W piątek, 3 listopada, czyli równo dwa tygodnie od zabójstwa, służby zawęziły teren poszukiwań w Trójmiejskim Parku Krajobrazowym. Ich działania skupiają się na 2 hektarach wokół zbiornika Lepusz, po drugiej stronie osiedla, gdzie mieszkał poszukiwany 44-latek.
W piątek rzeczniczka pomorskiej policji kom. Karina Kamińska mówiła, że wygrodzenie terenu wokół zbiornika wynika z konkretnych informacji i z zabezpieczonych śladów, które zebrali funkcjonariusze. Podkreśliła, że policjanci nie wykluczają, że Grzegorz Borys nie żyje.
- Przeszukiwany teren jest trudny i niebezpieczny, obfituje w mokradła, grzęzawiska i trudno dostępne miejsca - tłumaczy kom. Karina Kamińsk. - Mimo sprawdzenia zbiornika przez nurków wojskowych oraz strażaków-nurków ze Specjalistycznej Grupy Ratownictwa Wodno-Nurkowego "Gdańsk" nie zdołano dotrzeć do wszystkich części tego terenu, z tego powodu do jego przeszukiwania będzie wykorzystywany specjalistyczny sprzęt. Aby dokładnie i bezpiecznie przeszukać ten teren, trwają konsultacje z ekspertami, m.in. z zakresu hydrologii.

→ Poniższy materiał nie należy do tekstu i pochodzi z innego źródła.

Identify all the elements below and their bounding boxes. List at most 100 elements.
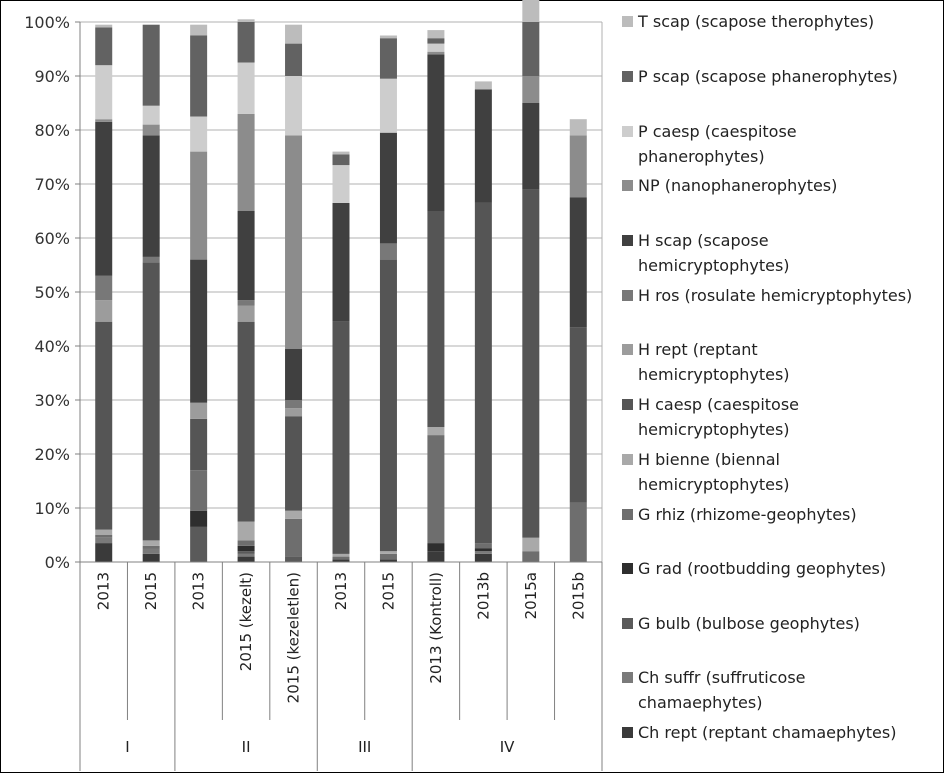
bar-segment — [332, 202, 350, 322]
bar-segment — [190, 470, 208, 511]
legend-swatch — [622, 344, 633, 355]
bar-segment — [95, 65, 113, 120]
legend-label: G rad (rootbudding geophytes) — [638, 559, 886, 578]
bar-segment — [285, 348, 303, 400]
bar-segment — [285, 43, 303, 76]
bar-segment — [190, 259, 208, 403]
bar-segment — [237, 551, 255, 554]
bar-segment — [95, 321, 113, 530]
bar-segment — [332, 553, 350, 557]
y-tick-label: 20% — [34, 445, 70, 464]
bar-segment — [474, 543, 492, 549]
x-tick-label: 2013 — [95, 572, 113, 610]
bar-segment — [142, 545, 160, 549]
bar-segment — [569, 197, 587, 328]
bar-segment — [95, 529, 113, 535]
y-tick-label: 60% — [34, 229, 70, 248]
y-axis: 0% 10% 20% 30% 40% 50% 60% 70% 80% 90% 100% — [24, 13, 81, 572]
bar-segment — [474, 548, 492, 552]
x-tick-label: 2015 (kezelt) — [237, 572, 255, 671]
bar-segment — [95, 121, 113, 276]
bar-segment — [379, 38, 397, 79]
bar-segment — [142, 256, 160, 263]
bar-segment — [237, 540, 255, 546]
bar-segment — [237, 321, 255, 522]
x-axis: 2013 2015 2013 2015 (kezelt) 2015 (kezeletle… — [79, 561, 603, 771]
bar-segment — [142, 548, 160, 554]
bar-segment — [237, 19, 255, 22]
legend-swatch — [622, 727, 633, 738]
bar-segment — [95, 537, 113, 544]
y-tick-label: 100% — [24, 13, 70, 32]
bar-segment — [190, 35, 208, 117]
x-tick-label: 2015b — [569, 572, 587, 620]
x-tick-label: 2015 — [142, 572, 160, 610]
bar-segment — [332, 559, 350, 562]
legend-label: phanerophytes) — [638, 147, 765, 166]
legend-swatch — [622, 290, 633, 301]
legend-label: G rhiz (rhizome-geophytes) — [638, 505, 857, 524]
bar-segment — [427, 30, 445, 39]
bar-segment — [285, 518, 303, 557]
bar-segment — [379, 35, 397, 39]
x-tick-label: 2013 — [332, 572, 350, 610]
bar-segment — [569, 119, 587, 136]
bar-segment — [285, 400, 303, 409]
bar-segment — [95, 119, 113, 122]
bar-segment — [522, 0, 540, 22]
bar-segment — [474, 551, 492, 554]
bar-segment — [569, 327, 587, 503]
legend-label: NP (nanophanerophytes) — [638, 176, 837, 195]
bar-segment — [427, 38, 445, 44]
bar-segment — [522, 537, 540, 552]
bar-segment — [427, 43, 445, 52]
bar-segment — [427, 435, 445, 544]
legend-label: H scap (scapose — [638, 231, 769, 250]
bar-segment — [285, 416, 303, 511]
bar-segment — [285, 135, 303, 349]
bar-segment — [379, 559, 397, 562]
bar-segment — [522, 551, 540, 562]
legend-label: H rept (reptant — [638, 340, 758, 359]
bar-segment — [332, 151, 350, 155]
legend-swatch — [622, 126, 633, 137]
legend-swatch — [622, 16, 633, 27]
legend-swatch — [622, 235, 633, 246]
legend: T scap (scapose therophytes) P scap (scap… — [622, 12, 912, 742]
bar-segment — [237, 211, 255, 301]
y-tick-label: 50% — [34, 283, 70, 302]
group-label: IV — [500, 738, 515, 756]
bar-segment — [427, 551, 445, 562]
bar-segment — [332, 154, 350, 166]
bar-segment — [569, 135, 587, 198]
bar-segment — [190, 526, 208, 562]
bar-segment — [95, 535, 113, 538]
legend-label: hemicryptophytes) — [638, 256, 790, 275]
bar-segment — [237, 553, 255, 557]
legend-label: T scap (scapose therophytes) — [637, 12, 874, 31]
bar-segment — [237, 300, 255, 306]
bar-segment — [474, 553, 492, 562]
legend-label: H bienne (biennal — [638, 450, 780, 469]
legend-swatch — [622, 454, 633, 465]
bar-segment — [95, 27, 113, 66]
legend-label: G bulb (bulbose geophytes) — [638, 614, 860, 633]
y-tick-label: 0% — [45, 553, 70, 572]
legend-label: chamaephytes) — [638, 693, 762, 712]
bars — [95, 0, 587, 562]
bar-segment — [379, 551, 397, 554]
bar-segment — [190, 402, 208, 419]
bar-segment — [95, 543, 113, 562]
legend-label: H caesp (caespitose — [638, 395, 799, 414]
legend-swatch — [622, 618, 633, 629]
bar-segment — [190, 418, 208, 471]
bar-segment — [95, 300, 113, 322]
bar-segment — [427, 427, 445, 436]
y-tick-label: 10% — [34, 499, 70, 518]
legend-label: hemicryptophytes) — [638, 420, 790, 439]
bar-segment — [285, 24, 303, 44]
legend-swatch — [622, 71, 633, 82]
bar-segment — [379, 78, 397, 133]
legend-label: Ch suffr (suffruticose — [638, 668, 806, 687]
bar-segment — [474, 202, 492, 544]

W trakcie poszukiwań od samego początku Żandarmeria Wojskowa wykorzystuje specjalistyczny sprzęt m.in. bezzałogowce czy georadar, a także noktowizję i termowizję. W akcję zaangażowane były helikoptery wojskowe i psy służbowe.
Grzegorz Borys jest podejrzany o zabójstwo sześcioletniego syna Aleksandra, do którego doszło w piątek 20 października w bloku przy ul. Górniczej w Gdyni-Fikakowie.